From the point of view of the developing world, it has been disappointing to see that institutions such as the WHO and the WTO have ignored the lessons of health crises past. By moving from disease to disease and dealing with narrow causes instead of addressing problems at their structural roots, global health leaders, pharmaceutical companies, and politicians have brought about this disparity.

Time and again—whether it be over tuberculosis or HIV/AIDS—the powerful were comfortable sacrificing Black and brown lives at the altar of shareholder primacy.
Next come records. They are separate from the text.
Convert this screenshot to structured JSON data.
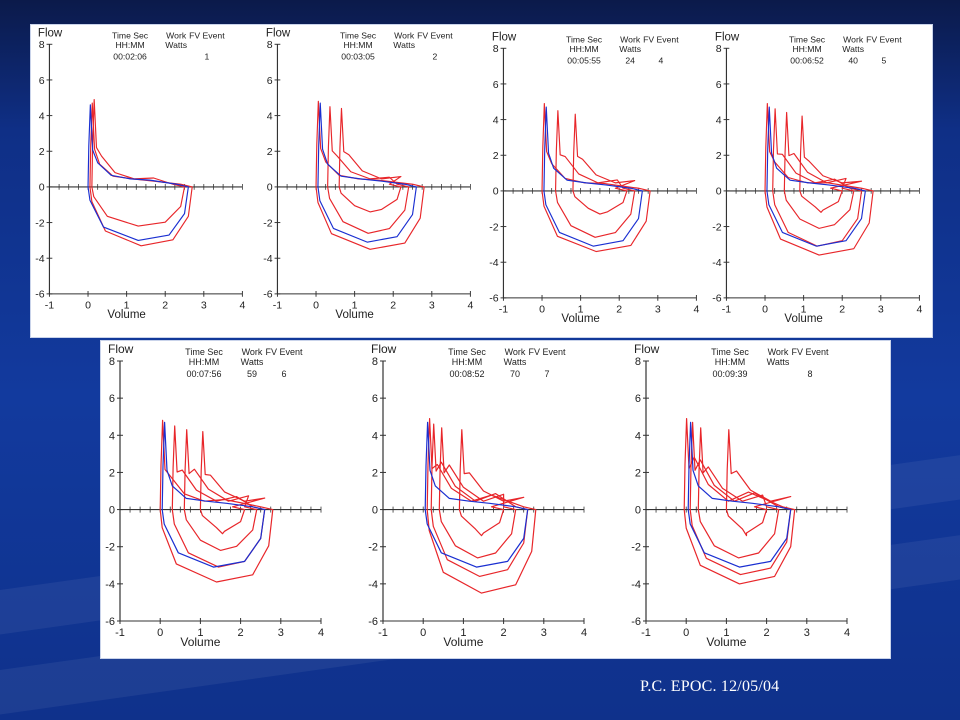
{
  "slide": {
    "footer": "P.C. EPOC. 12/05/04",
    "colors": {
      "background": "#123a9e",
      "panel": "#ffffff",
      "exercise": "#e8262a",
      "baseline": "#1a2fd1"
    }
  },
  "chart_data": [
    {
      "type": "line",
      "plot": "flow-volume",
      "ylabel": "Flow",
      "xlabel": "Volume",
      "xlim": [
        -1,
        4
      ],
      "ylim": [
        -6,
        8
      ],
      "xticks": [
        "-1",
        "0",
        "1",
        "2",
        "3",
        "4"
      ],
      "yticks": [
        "8",
        "6",
        "4",
        "2",
        "0",
        "-2",
        "-4",
        "-6"
      ],
      "header_labels": {
        "col1": [
          "Time Sec",
          "HH:MM"
        ],
        "col2": [
          "Work",
          "Watts"
        ],
        "col3": [
          "FV Event"
        ]
      },
      "time": "00:02:06",
      "work": "",
      "event": "1",
      "loops": [
        {
          "series": "exercise",
          "count": 2
        },
        {
          "series": "baseline",
          "count": 1
        }
      ]
    },
    {
      "type": "line",
      "plot": "flow-volume",
      "ylabel": "Flow",
      "xlabel": "Volume",
      "xlim": [
        -1,
        4
      ],
      "ylim": [
        -6,
        8
      ],
      "xticks": [
        "-1",
        "0",
        "1",
        "2",
        "3",
        "4"
      ],
      "yticks": [
        "8",
        "6",
        "4",
        "2",
        "0",
        "-2",
        "-4",
        "-6"
      ],
      "header_labels": {
        "col1": [
          "Time Sec",
          "HH:MM"
        ],
        "col2": [
          "Work",
          "Watts"
        ],
        "col3": [
          "FV Event"
        ]
      },
      "time": "00:03:05",
      "work": "",
      "event": "2",
      "loops": [
        {
          "series": "exercise",
          "count": 3
        },
        {
          "series": "baseline",
          "count": 1
        }
      ]
    },
    {
      "type": "line",
      "plot": "flow-volume",
      "ylabel": "Flow",
      "xlabel": "Volume",
      "xlim": [
        -1,
        4
      ],
      "ylim": [
        -6,
        8
      ],
      "xticks": [
        "-1",
        "0",
        "1",
        "2",
        "3",
        "4"
      ],
      "yticks": [
        "8",
        "6",
        "4",
        "2",
        "0",
        "-2",
        "-4",
        "-6"
      ],
      "header_labels": {
        "col1": [
          "Time Sec",
          "HH:MM"
        ],
        "col2": [
          "Work",
          "Watts"
        ],
        "col3": [
          "FV Event"
        ]
      },
      "time": "00:05:55",
      "work": "24",
      "event": "4",
      "loops": [
        {
          "series": "exercise",
          "count": 3
        },
        {
          "series": "baseline",
          "count": 1
        }
      ]
    },
    {
      "type": "line",
      "plot": "flow-volume",
      "ylabel": "Flow",
      "xlabel": "Volume",
      "xlim": [
        -1,
        4
      ],
      "ylim": [
        -6,
        8
      ],
      "xticks": [
        "-1",
        "0",
        "1",
        "2",
        "3",
        "4"
      ],
      "yticks": [
        "8",
        "6",
        "4",
        "2",
        "0",
        "-2",
        "-4",
        "-6"
      ],
      "header_labels": {
        "col1": [
          "Time Sec",
          "HH:MM"
        ],
        "col2": [
          "Work",
          "Watts"
        ],
        "col3": [
          "FV Event"
        ]
      },
      "time": "00:06:52",
      "work": "40",
      "event": "5",
      "loops": [
        {
          "series": "exercise",
          "count": 4
        },
        {
          "series": "baseline",
          "count": 1
        }
      ]
    },
    {
      "type": "line",
      "plot": "flow-volume",
      "ylabel": "Flow",
      "xlabel": "Volume",
      "xlim": [
        -1,
        4
      ],
      "ylim": [
        -6,
        8
      ],
      "xticks": [
        "-1",
        "0",
        "1",
        "2",
        "3",
        "4"
      ],
      "yticks": [
        "8",
        "6",
        "4",
        "2",
        "0",
        "-2",
        "-4",
        "-6"
      ],
      "header_labels": {
        "col1": [
          "Time Sec",
          "HH:MM"
        ],
        "col2": [
          "Work",
          "Watts"
        ],
        "col3": [
          "FV Event"
        ]
      },
      "time": "00:07:56",
      "work": "59",
      "event": "6",
      "loops": [
        {
          "series": "exercise",
          "count": 4
        },
        {
          "series": "baseline",
          "count": 1
        }
      ]
    },
    {
      "type": "line",
      "plot": "flow-volume",
      "ylabel": "Flow",
      "xlabel": "Volume",
      "xlim": [
        -1,
        4
      ],
      "ylim": [
        -6,
        8
      ],
      "xticks": [
        "-1",
        "0",
        "1",
        "2",
        "3",
        "4"
      ],
      "yticks": [
        "8",
        "6",
        "4",
        "2",
        "0",
        "-2",
        "-4",
        "-6"
      ],
      "header_labels": {
        "col1": [
          "Time Sec",
          "HH:MM"
        ],
        "col2": [
          "Work",
          "Watts"
        ],
        "col3": [
          "FV Event"
        ]
      },
      "time": "00:08:52",
      "work": "70",
      "event": "7",
      "loops": [
        {
          "series": "exercise",
          "count": 4
        },
        {
          "series": "baseline",
          "count": 1
        }
      ]
    },
    {
      "type": "line",
      "plot": "flow-volume",
      "ylabel": "Flow",
      "xlabel": "Volume",
      "xlim": [
        -1,
        4
      ],
      "ylim": [
        -6,
        8
      ],
      "xticks": [
        "-1",
        "0",
        "1",
        "2",
        "3",
        "4"
      ],
      "yticks": [
        "8",
        "6",
        "4",
        "2",
        "0",
        "-2",
        "-4",
        "-6"
      ],
      "header_labels": {
        "col1": [
          "Time Sec",
          "HH:MM"
        ],
        "col2": [
          "Work",
          "Watts"
        ],
        "col3": [
          "FV Event"
        ]
      },
      "time": "00:09:39",
      "work": "",
      "event": "8",
      "loops": [
        {
          "series": "exercise",
          "count": 4
        },
        {
          "series": "baseline",
          "count": 1
        }
      ]
    }
  ]
}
It is a pattern I have studied in my nearly 20 years as a health-care journalist, and one that was unbroken with the coronavirus pandemic.

If there is a positive to be taken from this experience, it is that this power imbalance has finally been exposed for what it is. Poorer countries may have had to settle for a watered-down deal nearly two years after it was first put forward, but in that time, they have managed to mobilize together to challenge the racism baked into intellectual-property laws. Admittedly, this is the thinnest of silver linings, yet a silver lining it is nevertheless. The West won this round, but the power of the rest is growing.